Wednesday, October 28, 2015

Kuil YASUKUNI (Yasukuni Shrine)

Yasukuni Shrine (kuil Shinto)

 Sabtu, 24 Oktober 2015 lalu saya mengunjungi sebuah kuil Shinto yang sangat fenomenal di Tokyo. Kuil tersebut bernama Yasukuni (Yasukuni Jinja). Barangkali di antara pembaca pernah mendengar namanya. Saya katakan fenomenal karena kuil yang satu ini mengundang banyak perhatian dunia. Alasannya karena di kuil ini terdapat sekitar 2.466.000 roh para prajurit yang gugur di medan perang serta para tokoh bersejarah sebagai pilar Restorasi Meiji yang diabadikan sebagai DEWA (secara detail akan diuraikan lebih lanjut).
Peta Kuil Yasukuni (diambil dari HP resmi Yasukuni Shrine)
 Perjalanan menuju kuil Yasukuni tidak terlalu sulit. Pengunjung bisa menggunakan transportasi publik seperti kereta listrik, atau bus dengan biaya terjangkau. Saya sendiri menggunakan kereta listrik dari stasiun Ueno. Karena tidak ada line langsung menuju stasiun terdekat (Stasiun Iidabashi) akhirnya saya naik Yamanote Line sampai Akihabara. Selanjutnya ganti kereta Sobu line, tetapi masih dalam area yang sama, sehingga tidak perlu keluar stasiun. Setelah perjalanan sekitar 5 menit kereta tiba di stasiun Iidabashi, stasiun terdekat dengan kuil Yasukuni.
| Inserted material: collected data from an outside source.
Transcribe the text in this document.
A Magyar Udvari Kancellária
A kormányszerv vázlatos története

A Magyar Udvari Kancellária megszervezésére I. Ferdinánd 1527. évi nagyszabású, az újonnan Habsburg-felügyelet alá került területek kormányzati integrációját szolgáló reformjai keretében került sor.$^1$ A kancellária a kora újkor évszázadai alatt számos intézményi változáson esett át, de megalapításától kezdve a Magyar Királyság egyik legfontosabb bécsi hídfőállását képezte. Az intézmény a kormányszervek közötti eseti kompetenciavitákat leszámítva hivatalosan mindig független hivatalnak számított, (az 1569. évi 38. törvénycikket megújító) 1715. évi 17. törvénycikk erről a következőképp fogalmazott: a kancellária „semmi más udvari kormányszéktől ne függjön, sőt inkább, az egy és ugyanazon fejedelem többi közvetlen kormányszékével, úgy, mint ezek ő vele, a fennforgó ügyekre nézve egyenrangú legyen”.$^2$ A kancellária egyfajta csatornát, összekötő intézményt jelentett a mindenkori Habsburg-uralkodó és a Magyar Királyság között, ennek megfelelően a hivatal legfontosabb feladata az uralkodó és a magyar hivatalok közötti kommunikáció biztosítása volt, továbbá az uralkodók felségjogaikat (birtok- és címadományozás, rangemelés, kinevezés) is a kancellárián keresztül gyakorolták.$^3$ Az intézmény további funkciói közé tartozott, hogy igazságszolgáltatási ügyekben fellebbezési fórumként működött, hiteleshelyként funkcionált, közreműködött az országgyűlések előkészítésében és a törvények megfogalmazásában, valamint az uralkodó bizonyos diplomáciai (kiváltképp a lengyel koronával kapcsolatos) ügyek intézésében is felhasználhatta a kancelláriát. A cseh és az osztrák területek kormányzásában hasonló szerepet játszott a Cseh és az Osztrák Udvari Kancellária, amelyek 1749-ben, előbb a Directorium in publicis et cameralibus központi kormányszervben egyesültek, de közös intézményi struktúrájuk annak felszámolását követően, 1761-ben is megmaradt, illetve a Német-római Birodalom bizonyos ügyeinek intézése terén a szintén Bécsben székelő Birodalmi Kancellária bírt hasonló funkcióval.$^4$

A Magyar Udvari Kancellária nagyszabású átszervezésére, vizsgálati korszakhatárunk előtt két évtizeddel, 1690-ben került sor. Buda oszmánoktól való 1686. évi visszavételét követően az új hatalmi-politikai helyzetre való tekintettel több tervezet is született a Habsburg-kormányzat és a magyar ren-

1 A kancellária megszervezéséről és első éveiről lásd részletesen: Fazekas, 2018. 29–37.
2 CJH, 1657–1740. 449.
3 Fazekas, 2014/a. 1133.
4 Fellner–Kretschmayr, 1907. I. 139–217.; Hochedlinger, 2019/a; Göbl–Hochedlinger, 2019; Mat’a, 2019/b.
Bagi pembaca yang ingin ke kuil Yasukuni bisa menggunakan jalur yang sama : Sobu line atau Chuo line , turun di stasiun Ichigaya atau Iidabashi.
 Dari stasiun Iidabashi butuh waktu sekitar 10 menit berjalan kaki. Seperti biasa Kuil Shinto selalu barada di ketinggian (perbukitan), ditambah lagi dengan karakter daerah Tokyo memang berbukit-bukit (tidak rata), sehingga perjalanan membutuhkan tenaga ekstra.
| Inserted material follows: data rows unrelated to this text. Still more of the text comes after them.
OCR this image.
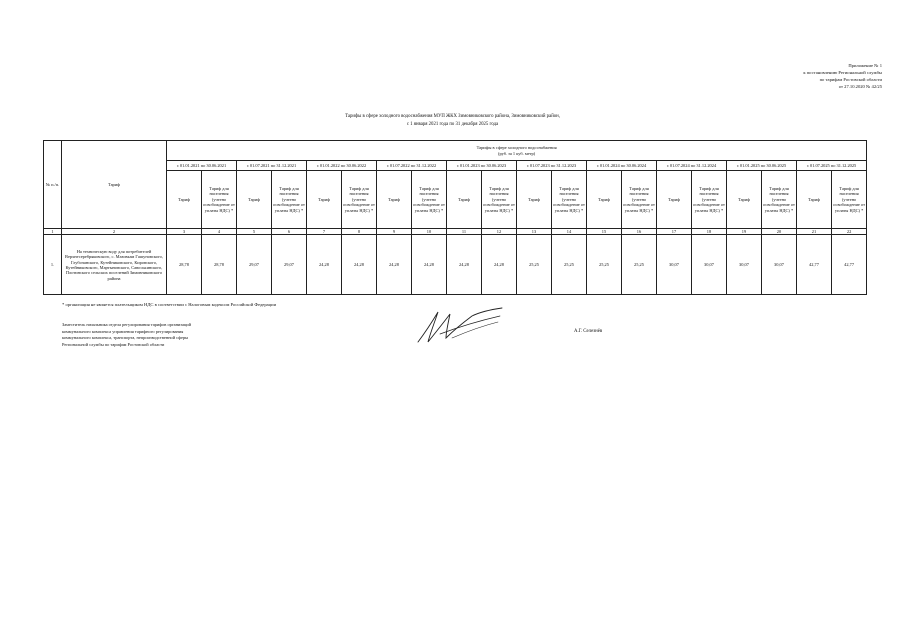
Приложение № 1
к постановлению Региональной службы
по тарифам Ростовской области
от 27.10.2020 № 42/25
Тарифы в сфере холодного водоснабжения МУП ЖКХ Зимовниковского района, Зимовниковский район,
с 1 января 2021 года по 31 декабря 2025 года
№ п./п.	Тариф	Тарифы в сфере холодного водоснабжения
(руб. за 1 куб. метр)																			

		с 01.01.2021 по 30.06.2021		с 01.07.2021 по 31.12.2021		с 01.01.2022 по 30.06.2022		с 01.07.2022 по 31.12.2022		с 01.01.2023 по 30.06.2023		с 01.07.2023 по 31.12.2023		с 01.01.2024 по 30.06.2024		с 01.07.2024 по 31.12.2024		с 01.01.2025 по 30.06.2025		с 01.07.2025 по 31.12.2025	
		Тариф	Тариф для населения (учтено освобождение от уплаты НДС) *	Тариф	Тариф для населения (учтено освобождение от уплаты НДС) *	Тариф	Тариф для населения (учтено освобождение от уплаты НДС) *	Тариф	Тариф для населения (учтено освобождение от уплаты НДС) *	Тариф	Тариф для населения (учтено освобождение от уплаты НДС) *	Тариф	Тариф для населения (учтено освобождение от уплаты НДС) *	Тариф	Тариф для населения (учтено освобождение от уплаты НДС) *	Тариф	Тариф для населения (учтено освобождение от уплаты НДС) *	Тариф	Тариф для населения (учтено освобождение от уплаты НДС) *	Тариф	Тариф для населения (учтено освобождение от уплаты НДС) *
1	2	3	4	5	6	7	8	9	10	11	12	13	14	15	16	17	18	19	20	21	22
1.	На техническую воду для потребителей Верхнесеребряковского, с. Мазовкам Гашуновского, Глубочанского, Кутейниковского, Кировского, Кутейниковского, Мартыновского, Савоськинского, Плотинского сельских поселений Зимовниковского района	28,78	28,78	29,07	29,07	24,28	24,28	24,28	24,28	24,28	24,28	25,25	25,25	25,25	25,25	30,07	30,07	30,07	30,07	42,77	42,77
* организация не является плательщиком НДС в соответствии с Налоговым кодексом Российской Федерации
Заместитель начальника отдела регулирования тарифов организаций
коммунального комплекса управления тарифного регулирования
коммунального комплекса, транспорта, непроизводственной сферы
Региональной службы по тарифам Ростовской области
А.Г. Селезнёв
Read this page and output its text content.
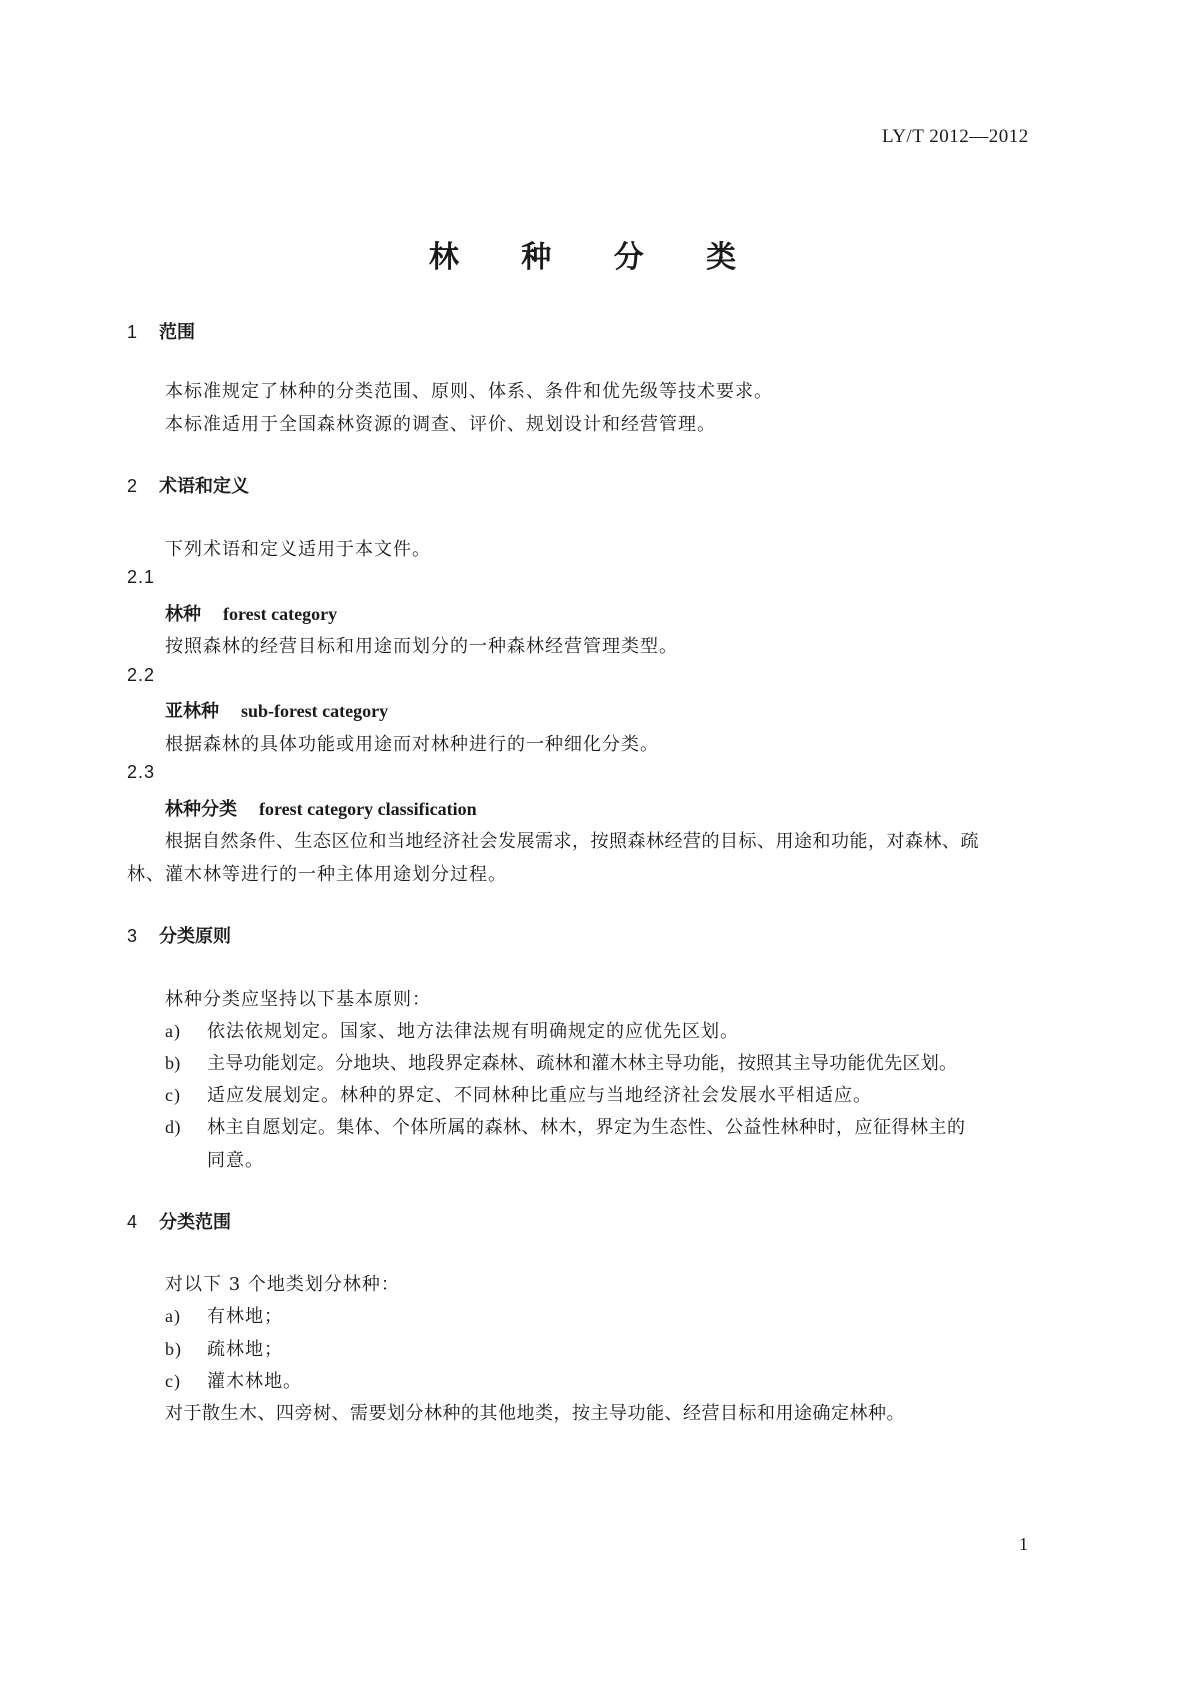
LY/T 2012—2012
林 种 分 类
1 范围
本标准规定了林种的分类范围、原则、体系、条件和优先级等技术要求。
本标准适用于全国森林资源的调查、评价、规划设计和经营管理。
2 术语和定义
下列术语和定义适用于本文件。
2.1
林种 forest category
按照森林的经营目标和用途而划分的一种森林经营管理类型。
2.2
亚林种 sub-forest category
根据森林的具体功能或用途而对林种进行的一种细化分类。
2.3
林种分类 forest category classification
根据自然条件、生态区位和当地经济社会发展需求，按照森林经营的目标、用途和功能，对森林、疏
林、灌木林等进行的一种主体用途划分过程。
3 分类原则
林种分类应坚持以下基本原则：
a) 依法依规划定。国家、地方法律法规有明确规定的应优先区划。
b) 主导功能划定。分地块、地段界定森林、疏林和灌木林主导功能，按照其主导功能优先区划。
c) 适应发展划定。林种的界定、不同林种比重应与当地经济社会发展水平相适应。
d) 林主自愿划定。集体、个体所属的森林、林木，界定为生态性、公益性林种时，应征得林主的
同意。
4 分类范围
对以下 3 个地类划分林种：
a) 有林地；
b) 疏林地；
c) 灌木林地。
对于散生木、四旁树、需要划分林种的其他地类，按主导功能、经营目标和用途确定林种。
1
 Begitu sampai di depan gerbang utama kuil, saya terkesima melihat Torii (gerbang Kuil sebagai pembatas area kuil dengan area di luarnya) yang begitu besar dan menjulang tinggi. konon gerbang ini adalah gerbang kuil terbesar di Jepang. bagi saya kuil sudah tidak asing lagi (karena selama hampir 5 tahun melakukan riset lapangan di kuil Shinto), tetapi sejujurnya saya baru pertama kali melihat torii yang begitu besar dan tinggi. saya bisa merasakan suasana berbeda, karena kuil ini adalah kebanggaan seluruh warga Jepang.
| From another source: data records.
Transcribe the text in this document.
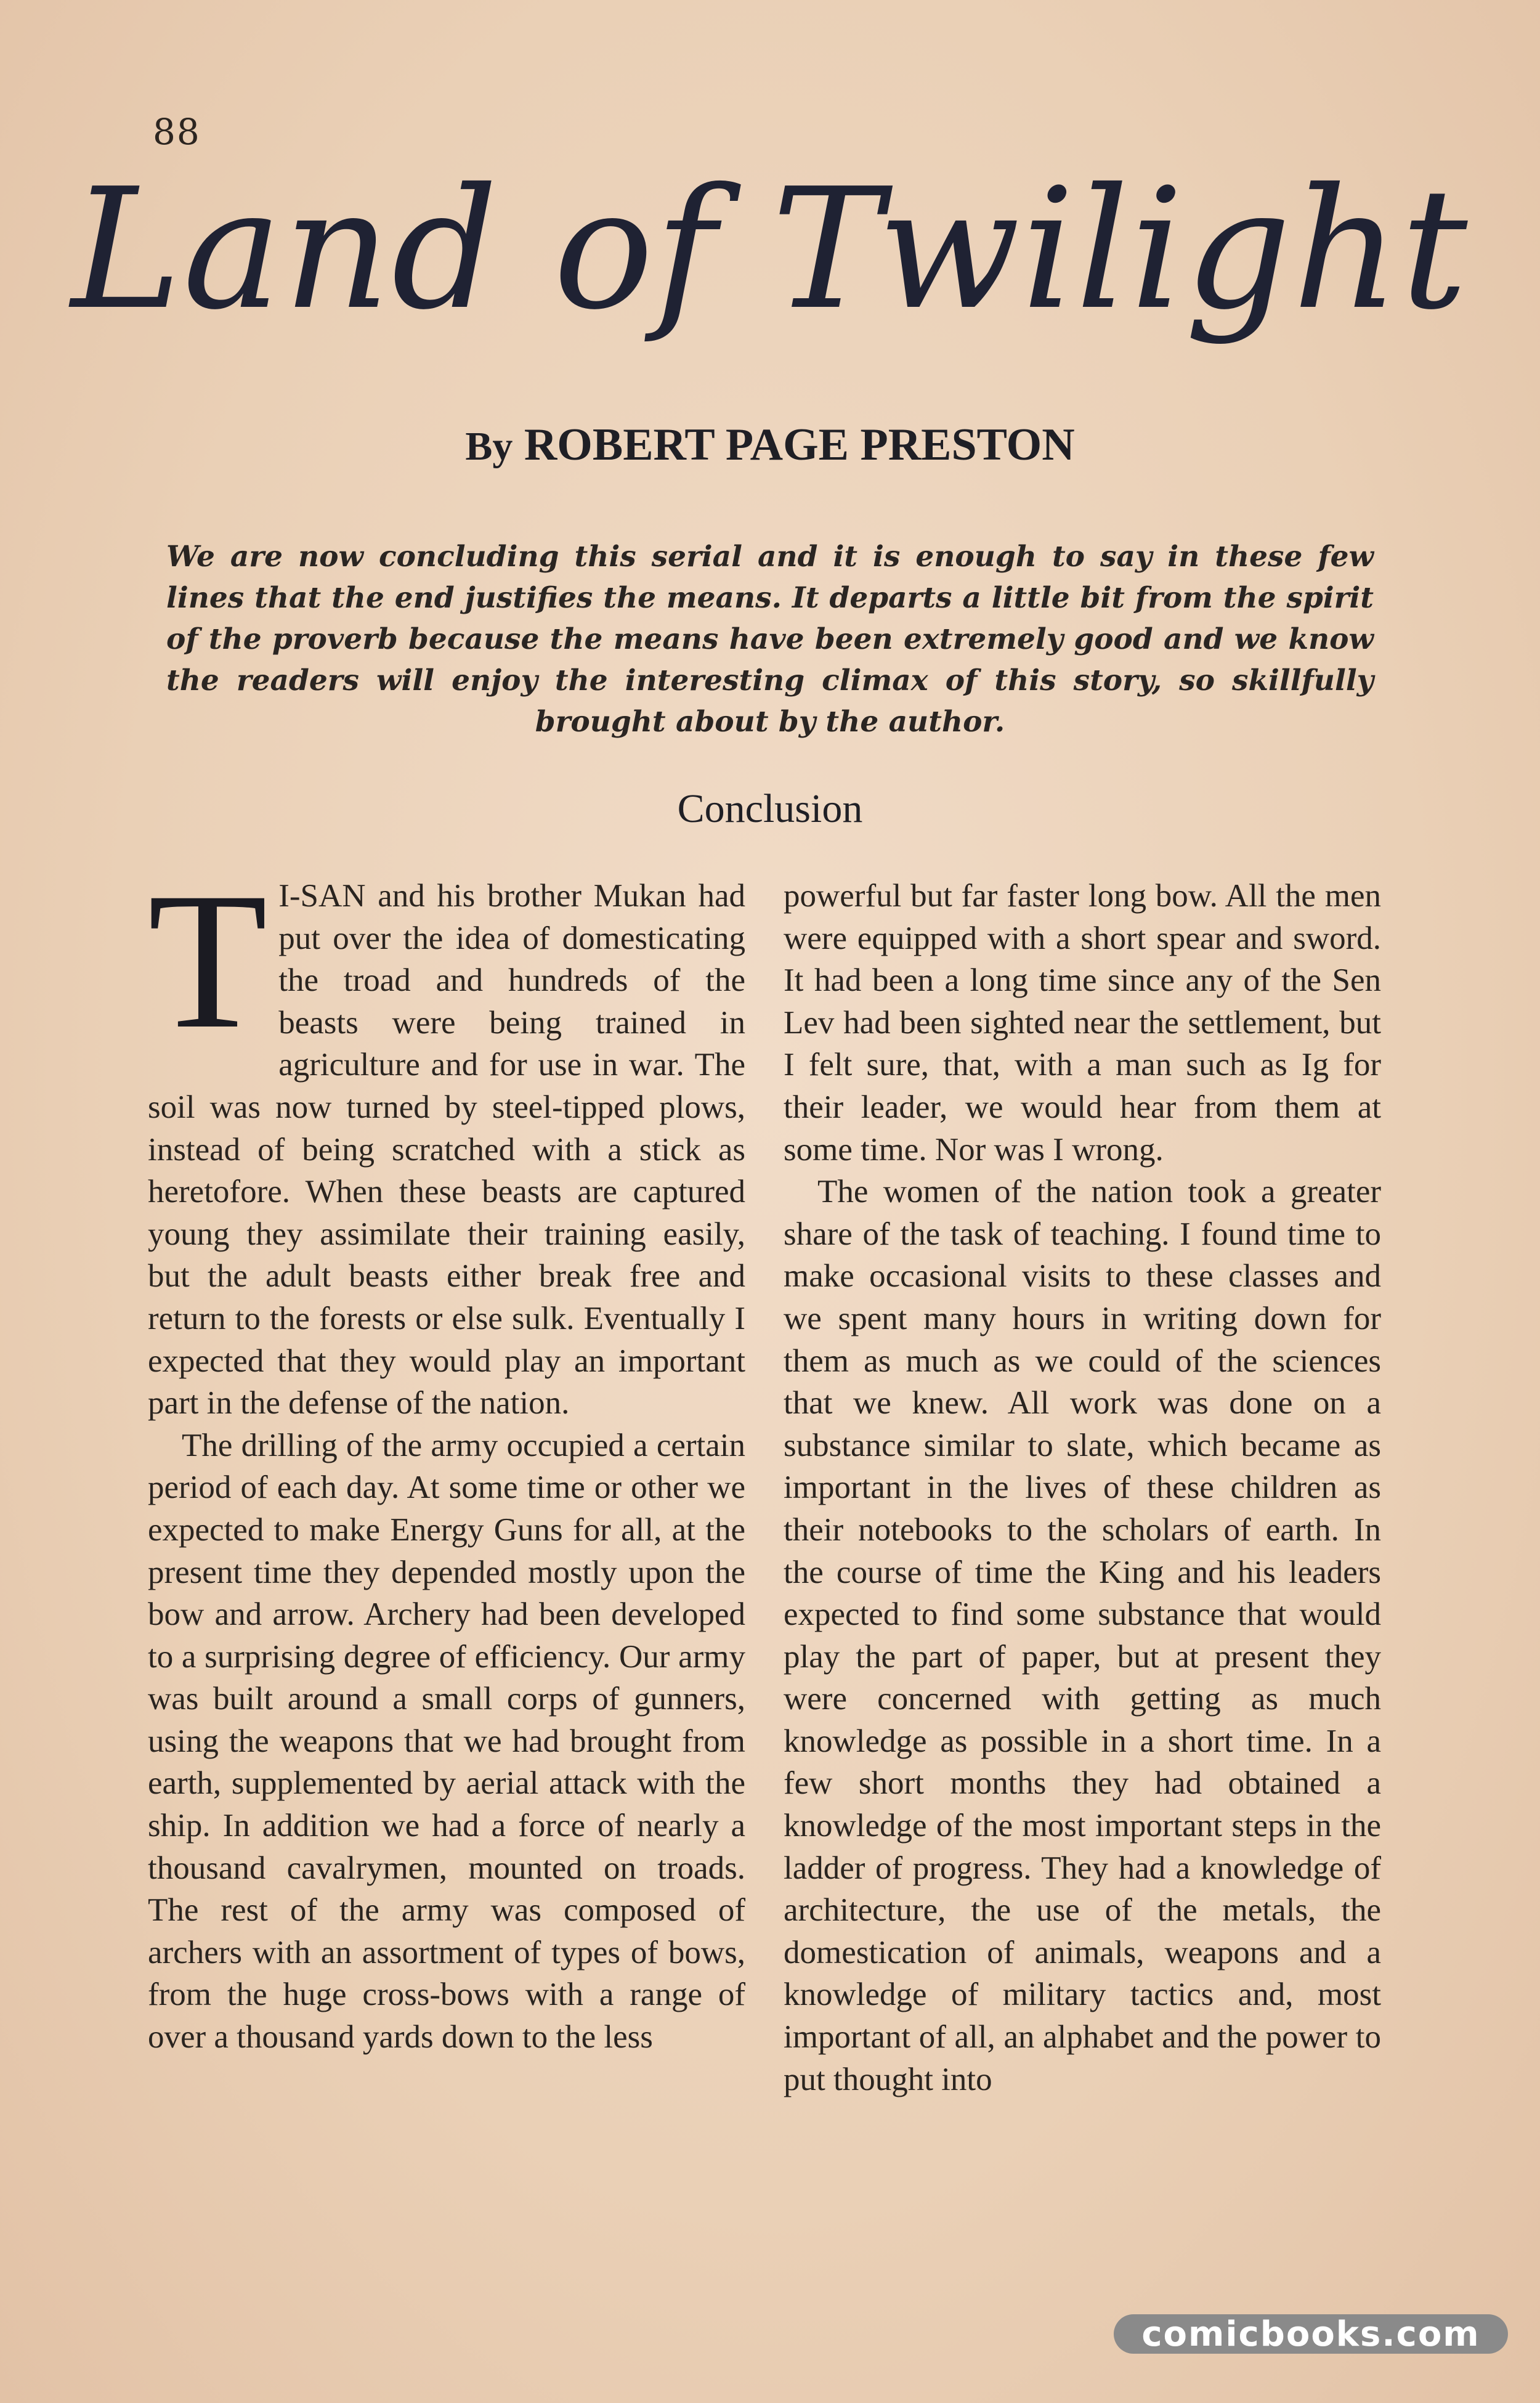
88
Land of Twilight
By ROBERT PAGE PRESTON
We are now concluding this serial and it is enough to say in these few lines that the end justifies the means. It departs a little bit from the spirit of the proverb because the means have been extremely good and we know the readers will enjoy the interesting climax of this story, so skillfully brought about by the author.
Conclusion

T I-SAN and his brother Mukan had put over the idea of domesticating the troad and hundreds of the beasts were being trained in agriculture and for use in war. The soil was now turned by steel-tipped plows, instead of being scratched with a stick as heretofore. When these beasts are captured young they assimilate their training easily, but the adult beasts either break free and return to the forests or else sulk. Eventually I expected that they would play an important part in the defense of the nation.

The drilling of the army occupied a certain period of each day. At some time or other we expected to make Energy Guns for all, at the present time they depended mostly upon the bow and arrow. Archery had been developed to a surprising degree of efficiency. Our army was built around a small corps of gunners, using the weapons that we had brought from earth, supplemented by aerial attack with the ship. In addition we had a force of nearly a thousand cavalrymen, mounted on troads. The rest of the army was composed of archers with an assortment of types of bows, from the huge cross-bows with a range of over a thousand yards down to the less

powerful but far faster long bow. All the men were equipped with a short spear and sword. It had been a long time since any of the Sen Lev had been sighted near the settlement, but I felt sure, that, with a man such as Ig for their leader, we would hear from them at some time. Nor was I wrong.

The women of the nation took a greater share of the task of teaching. I found time to make occasional visits to these classes and we spent many hours in writing down for them as much as we could of the sciences that we knew. All work was done on a substance similar to slate, which became as important in the lives of these children as their notebooks to the scholars of earth. In the course of time the King and his leaders expected to find some substance that would play the part of paper, but at present they were concerned with getting as much knowledge as possible in a short time. In a few short months they had obtained a knowledge of the most important steps in the ladder of progress. They had a knowledge of architecture, the use of the metals, the domestication of animals, weapons and a knowledge of military tactics and, most important of all, an alphabet and the power to put thought into

comicbooks.com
Gerbang (torii) utama Kuil Yasukuni
 Kuil Yasukuni berdiri di areal seluas 9 hektar. Dibangun pada 29 Juni 1869 (tahun ke 2 Era Meji). Pada awalnya diberi nama shokonsha, yaitu kuil yang dibangun oleh pemerintahan baru Meiji dengan tujuan untuk mengenang (mengabadikan (dengan Bahasa yang sederhana, untuk disembah sebagai dewa)) mereka yang gugur dalam masa peralihan dari Pemerintahan Feodal menuju Pemerintahan baru yaitu Meiji. Seperti yang para pembaca ketahui, bahwa berabad-abad lamanya Jepang berada di bawah pemerintahan militer (samurai) hingga akhirnya terbentuk pemerintahan seperti saat ini. Ketika perubahan itu terjadi tentu saja ada pihak yang pro dan kontra, sehinga terjadilah perang saudara yang menimbulkan korban jiwa yang tidak sedikit. Arwah para korban itulah yang diabadikan di Shokonsha (kuil Yasukuni sekarang).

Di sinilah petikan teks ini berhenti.